I am a multi visual artist and more recently I have been carrying out some work as an independent curator. My work involves languages ranging from painting on canvas, on buildings, through urban interventions, and creating prints for various uses in the world of fashion, book covers, performance, and photographic studies.
Last year I started my research with the development of sculptures and objects for installation. My path as a visual artist began from concerns that were born before I thought about taking them to artistic work.
Before talking about this, it is important to say that I was a child, I always drew and I followed my mother sewing at home during my childhood, so she sewed and I made clothes for my dolls and I was a little fascinated by the old magazines that my mother used. They had fashion, lifestyle, architecture, and decoration content, all of which were incredible to me and enriched my artistic production.
But I lived in a part of the outskirts of the city of São Paulo and as I grew older I began to observe social and ethnic differences, especially when I needed to move around the city to work and study, this was the first moment, around 2008, that I spent looking at myself seeking a greater purpose than just living following some imposed rhythms.
It was at this moment that I started to observe myself and look at my physical characteristics, since in Brazil racial issues are difficult to the same extent that it is believed that there is a racial democracy, I started to look at the history of my family and what I call it a ‘non-place’ which is where my mixed-race body finds itself in my country.

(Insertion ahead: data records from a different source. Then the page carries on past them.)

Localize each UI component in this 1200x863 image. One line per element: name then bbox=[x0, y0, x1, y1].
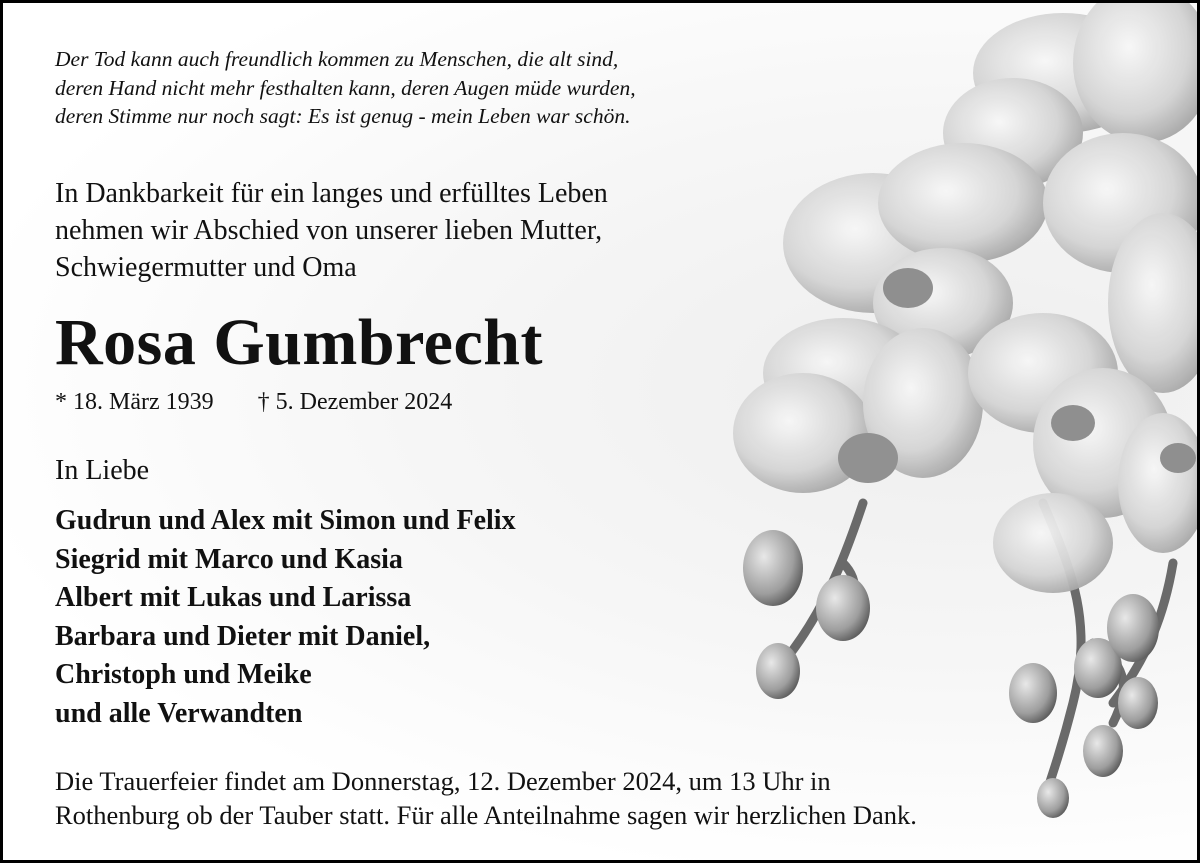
poem-line: Der Tod kann auch freundlich kommen zu Menschen, die alt sind, bbox=[55, 47, 619, 71]
orchid-flowers-image bbox=[693, 3, 1200, 863]
family-line: Barbara und Dieter mit Daniel, bbox=[55, 620, 431, 652]
intro-line: In Dankbarkeit für ein langes und erfülltes Leben bbox=[55, 178, 608, 209]
family-line: Siegrid mit Marco und Kasia bbox=[55, 543, 403, 575]
intro-line: nehmen wir Abschied von unserer lieben Mutter, bbox=[55, 215, 603, 246]
intro-text bbox=[55, 175, 608, 286]
family-line: und alle Verwandten bbox=[55, 697, 303, 729]
birth-date: * 18. März 1939 bbox=[55, 389, 214, 415]
funeral-info bbox=[55, 764, 917, 832]
family-line: Gudrun und Alex mit Simon und Felix bbox=[55, 505, 516, 536]
deceased-name: Rosa Gumbrecht bbox=[55, 306, 543, 379]
family-list bbox=[55, 502, 516, 733]
family-line: Christoph und Meike bbox=[55, 659, 312, 690]
intro-line: Schwiegermutter und Oma bbox=[55, 252, 357, 283]
in-liebe-label: In Liebe bbox=[55, 455, 150, 486]
family-line: Albert mit Lukas und Larissa bbox=[55, 582, 412, 613]
funeral-info-line: Rothenburg ob der Tauber statt. Für alle Anteilnahme sagen wir herzlichen Dank. bbox=[55, 800, 917, 830]
death-date: † 5. Dezember 2024 bbox=[257, 389, 453, 415]
poem-line: deren Hand nicht mehr festhalten kann, deren Augen müde wurden, bbox=[55, 75, 636, 100]
life-dates bbox=[55, 389, 452, 416]
funeral-info-line: Die Trauerfeier findet am Donnerstag, 12. Dezember 2024, um 13 Uhr in bbox=[55, 766, 831, 796]
poem-line: deren Stimme nur noch sagt: Es ist genug - mein Leben war schön. bbox=[55, 104, 631, 128]
poem bbox=[55, 45, 636, 131]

These were the motivating factors for me to take the first step, look at myself in the world in a different way, find out what the world thought about it and, of course, which stories were similar to mine.
It was when I went to study interior design, at the same time I did small graffiti around the city and these two practices encouraged me to follow my later training and to continue making art in other ways.
What does your work aim to say?
Today this creation of art, which began with this look at this mixed-race body in the world, brings other stories. In my search for what I call ‘non-place’, I came to understand the stories of my country, its people, and consequently how these stories connect to Afro-diasporic peoples and Afro-diasporic stories, but also connect to the people indigenous and Latino people from different parts of the world.